Our favorite thing about Germany is the Alps. An hour drive from our house gets you into the Alps and some great hiking trails. But in all honesty, we have hiked the same two – though scenic-  trails over and over again for years. Thanks to an infusion of alpine advice, we’ve finally expanded. Adam has crossed over to boy scouts and to a whole new set of hikes and I’ve been included in a Scandinavian hiking club. I can keep up with them now but fear those days are numbered when the snow comes and they strap on skis. 
Recently, Adam and Phil hiked with the boy scouts up to a hut, spending the night and doing a “hut hike,” something Phil has long wanted our family to try. Basically, they walked a few hours  up to a hut, basically a small kitchen for day hikers on one floor and has a room for overnight hikers on another floor. The boy scouts arrived at the hut, hiked around it all day, then sleep over and hiked down. The boys described the sleeping conditions as two long mattresses put on a huge bunk bed. Apparently, 13 people sleep side by side on each mattress. Sounds fun but Phil has not rushed out to organize another hut hike for all of us!
Our typical hut hike is more of a lunch break. Most mountains here maintain a hut on the top serving a set menu of warm food and drink. Typically, a hiker can expect to get a large bowl of linderhof soup, lentil soup, with or with a sausage in it, some sort of fruit cobbler for dessert and of course a beer. The huts are typically family owned, with kids the same as our kids clearing the tables, carrying multiple large glass beer steins back to the kitchen. We recently sat at a picnic table in the sun, resting after a hard ascent and watching the crowd. We watched a baby stick first his finger in his Dad’s beer and then his whole fist, licking off the beer with increasing frequency. It’s a different drinking culture here and definitely one that includes a beer on the top of every summit.
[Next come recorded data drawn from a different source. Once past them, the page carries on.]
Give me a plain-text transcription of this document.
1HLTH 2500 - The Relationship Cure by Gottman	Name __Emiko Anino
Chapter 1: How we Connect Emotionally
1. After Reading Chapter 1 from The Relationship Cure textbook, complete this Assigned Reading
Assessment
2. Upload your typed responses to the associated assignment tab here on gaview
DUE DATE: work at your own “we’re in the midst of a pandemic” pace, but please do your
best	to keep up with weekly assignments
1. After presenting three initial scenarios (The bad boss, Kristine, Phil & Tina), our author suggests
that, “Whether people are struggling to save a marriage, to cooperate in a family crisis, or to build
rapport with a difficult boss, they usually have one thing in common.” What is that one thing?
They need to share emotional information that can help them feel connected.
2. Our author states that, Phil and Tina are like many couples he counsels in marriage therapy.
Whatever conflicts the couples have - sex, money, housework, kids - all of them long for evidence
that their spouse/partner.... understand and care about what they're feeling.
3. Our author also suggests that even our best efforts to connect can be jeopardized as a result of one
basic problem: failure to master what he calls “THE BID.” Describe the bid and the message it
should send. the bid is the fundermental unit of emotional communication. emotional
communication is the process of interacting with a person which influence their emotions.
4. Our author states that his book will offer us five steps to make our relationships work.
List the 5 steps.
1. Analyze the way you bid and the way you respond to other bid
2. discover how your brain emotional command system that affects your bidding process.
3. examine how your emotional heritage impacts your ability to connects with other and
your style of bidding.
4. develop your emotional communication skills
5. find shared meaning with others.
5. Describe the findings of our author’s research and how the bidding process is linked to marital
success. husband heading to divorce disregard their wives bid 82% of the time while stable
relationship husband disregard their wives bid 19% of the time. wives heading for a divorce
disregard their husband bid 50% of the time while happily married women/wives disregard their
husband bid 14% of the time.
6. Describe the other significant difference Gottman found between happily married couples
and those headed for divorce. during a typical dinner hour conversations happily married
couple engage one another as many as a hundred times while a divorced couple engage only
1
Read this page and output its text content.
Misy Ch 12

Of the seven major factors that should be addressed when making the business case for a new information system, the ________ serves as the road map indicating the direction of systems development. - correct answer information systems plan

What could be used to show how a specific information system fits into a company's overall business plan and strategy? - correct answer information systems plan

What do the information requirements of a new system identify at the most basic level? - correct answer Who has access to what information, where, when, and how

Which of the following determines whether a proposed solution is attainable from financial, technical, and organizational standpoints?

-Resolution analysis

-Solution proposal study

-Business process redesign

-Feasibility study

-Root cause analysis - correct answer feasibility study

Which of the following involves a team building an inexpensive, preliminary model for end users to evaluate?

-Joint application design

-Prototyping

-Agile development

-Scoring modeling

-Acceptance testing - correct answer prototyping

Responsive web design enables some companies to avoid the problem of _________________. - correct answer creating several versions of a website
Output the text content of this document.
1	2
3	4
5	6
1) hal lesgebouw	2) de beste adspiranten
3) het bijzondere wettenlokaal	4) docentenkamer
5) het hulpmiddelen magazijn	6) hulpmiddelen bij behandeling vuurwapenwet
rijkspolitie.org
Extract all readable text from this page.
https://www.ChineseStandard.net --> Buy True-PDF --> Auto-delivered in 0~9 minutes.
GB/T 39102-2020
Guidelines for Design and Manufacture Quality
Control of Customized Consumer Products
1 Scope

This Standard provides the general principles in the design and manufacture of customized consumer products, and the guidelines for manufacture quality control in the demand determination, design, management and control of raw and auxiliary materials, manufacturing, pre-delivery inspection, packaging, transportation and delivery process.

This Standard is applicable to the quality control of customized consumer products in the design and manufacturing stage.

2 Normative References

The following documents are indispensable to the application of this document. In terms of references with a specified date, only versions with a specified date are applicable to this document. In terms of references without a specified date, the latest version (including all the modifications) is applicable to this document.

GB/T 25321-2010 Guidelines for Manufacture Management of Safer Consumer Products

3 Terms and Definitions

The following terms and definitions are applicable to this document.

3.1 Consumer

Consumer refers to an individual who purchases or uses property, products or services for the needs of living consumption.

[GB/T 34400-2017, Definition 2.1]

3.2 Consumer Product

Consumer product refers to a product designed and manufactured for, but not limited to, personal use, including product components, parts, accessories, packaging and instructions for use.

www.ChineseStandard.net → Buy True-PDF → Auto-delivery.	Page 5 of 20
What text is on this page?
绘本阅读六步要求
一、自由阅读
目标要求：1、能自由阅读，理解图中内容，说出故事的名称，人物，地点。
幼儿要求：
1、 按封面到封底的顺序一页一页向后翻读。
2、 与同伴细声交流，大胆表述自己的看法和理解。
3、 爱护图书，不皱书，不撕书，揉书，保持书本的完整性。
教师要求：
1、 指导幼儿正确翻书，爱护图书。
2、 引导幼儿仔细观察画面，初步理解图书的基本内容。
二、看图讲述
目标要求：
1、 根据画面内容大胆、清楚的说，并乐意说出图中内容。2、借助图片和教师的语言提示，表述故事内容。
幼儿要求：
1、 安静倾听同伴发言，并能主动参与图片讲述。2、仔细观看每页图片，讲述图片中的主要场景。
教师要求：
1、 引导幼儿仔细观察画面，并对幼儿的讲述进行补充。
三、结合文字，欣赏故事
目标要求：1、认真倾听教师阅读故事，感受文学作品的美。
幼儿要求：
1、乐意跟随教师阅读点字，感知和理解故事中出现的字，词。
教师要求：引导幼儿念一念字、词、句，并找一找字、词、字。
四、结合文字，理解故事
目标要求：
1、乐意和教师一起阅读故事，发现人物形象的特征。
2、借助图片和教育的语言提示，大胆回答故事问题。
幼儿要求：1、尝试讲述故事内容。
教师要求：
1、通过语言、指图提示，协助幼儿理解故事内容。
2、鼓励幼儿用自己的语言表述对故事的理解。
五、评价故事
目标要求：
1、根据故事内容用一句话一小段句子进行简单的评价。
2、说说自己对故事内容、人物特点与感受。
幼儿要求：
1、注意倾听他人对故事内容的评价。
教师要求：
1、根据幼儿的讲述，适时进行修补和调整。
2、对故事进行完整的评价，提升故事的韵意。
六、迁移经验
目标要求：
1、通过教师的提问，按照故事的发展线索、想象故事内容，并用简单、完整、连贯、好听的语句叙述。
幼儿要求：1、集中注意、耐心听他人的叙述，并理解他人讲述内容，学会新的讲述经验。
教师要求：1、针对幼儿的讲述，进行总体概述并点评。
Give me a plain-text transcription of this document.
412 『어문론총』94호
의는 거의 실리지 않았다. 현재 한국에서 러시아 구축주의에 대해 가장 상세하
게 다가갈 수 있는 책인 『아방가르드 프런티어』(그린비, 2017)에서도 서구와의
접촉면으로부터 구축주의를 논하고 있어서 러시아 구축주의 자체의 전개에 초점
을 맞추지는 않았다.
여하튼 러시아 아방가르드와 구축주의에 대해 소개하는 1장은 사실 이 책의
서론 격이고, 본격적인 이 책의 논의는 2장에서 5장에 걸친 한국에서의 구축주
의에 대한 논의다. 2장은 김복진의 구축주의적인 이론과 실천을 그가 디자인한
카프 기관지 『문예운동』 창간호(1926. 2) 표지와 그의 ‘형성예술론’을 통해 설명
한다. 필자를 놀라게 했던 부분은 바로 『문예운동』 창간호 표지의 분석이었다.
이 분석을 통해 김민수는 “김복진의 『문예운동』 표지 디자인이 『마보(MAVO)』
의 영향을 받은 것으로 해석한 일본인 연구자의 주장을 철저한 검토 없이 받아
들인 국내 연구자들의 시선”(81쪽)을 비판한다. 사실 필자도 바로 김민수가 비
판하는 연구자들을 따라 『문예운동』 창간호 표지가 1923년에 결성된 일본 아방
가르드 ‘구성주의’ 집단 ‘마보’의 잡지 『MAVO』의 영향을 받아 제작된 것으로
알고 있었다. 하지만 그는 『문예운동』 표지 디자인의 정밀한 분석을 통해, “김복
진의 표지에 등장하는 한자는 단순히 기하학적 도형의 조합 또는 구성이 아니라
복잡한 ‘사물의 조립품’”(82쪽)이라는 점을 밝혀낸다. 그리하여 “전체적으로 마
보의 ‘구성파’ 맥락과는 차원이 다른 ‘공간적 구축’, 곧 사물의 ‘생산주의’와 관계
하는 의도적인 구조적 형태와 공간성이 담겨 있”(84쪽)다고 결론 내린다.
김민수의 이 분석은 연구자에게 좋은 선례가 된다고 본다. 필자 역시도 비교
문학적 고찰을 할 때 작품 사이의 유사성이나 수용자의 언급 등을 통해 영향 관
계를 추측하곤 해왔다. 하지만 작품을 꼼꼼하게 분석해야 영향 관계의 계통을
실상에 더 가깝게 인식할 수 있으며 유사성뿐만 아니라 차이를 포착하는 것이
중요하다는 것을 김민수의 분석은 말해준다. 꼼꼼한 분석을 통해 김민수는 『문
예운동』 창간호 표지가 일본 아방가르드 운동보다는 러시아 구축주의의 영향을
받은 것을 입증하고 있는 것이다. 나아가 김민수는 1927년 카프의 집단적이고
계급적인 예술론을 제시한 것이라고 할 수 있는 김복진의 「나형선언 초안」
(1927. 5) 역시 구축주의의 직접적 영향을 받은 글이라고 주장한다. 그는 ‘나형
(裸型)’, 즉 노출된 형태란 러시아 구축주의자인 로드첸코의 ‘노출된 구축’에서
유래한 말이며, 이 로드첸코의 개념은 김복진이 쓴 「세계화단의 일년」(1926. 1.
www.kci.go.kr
Our most recent new hike was just south of Garmisch, very near the Linderhoff Castle. I thought to combine our hike with a visit to King Ludwig II’s castle, completed in 1886, but we got a late start and were pulling three somewhat reluctant kids along so decided to skip this.  We went straight to a high mountain trail to Purschling, one of many peaks in the area. Purschling is home to the lovely August Schuster Haus and after refueling with plenty of soup and cake we headed for the rocky summit of Teufelstattkopf, about 1700 meters high. The steep trail is all rocks and roots and an exposed walk along a ridge in many spots. Once we saw the summit and the rocky ascent with a wire rope affixed to the rock, the kids were rejuvenated.  We held the rope, some of us more tightly than others, and got up to the small cross on the very top. The walk down was straight down, tricky footing until we made the main trail again that lead to a high alpine meadow and the August Schuster Haus again. Earlier, there were many hikers but after the summit, we saw no one else. We reached the car park just as darkness fell. A solid six hour plus hike. 
We’re really loving our expansion into the Alps. Lots of smaller summits to try, not to mention the big one. Zugspitze, the highest mountain in Germany. The kids want to hike it rather than take the cable car up but that will mean getting out of bed early on a Saturday. With our new teenage sleeping patterns, that remains on the wish list for now.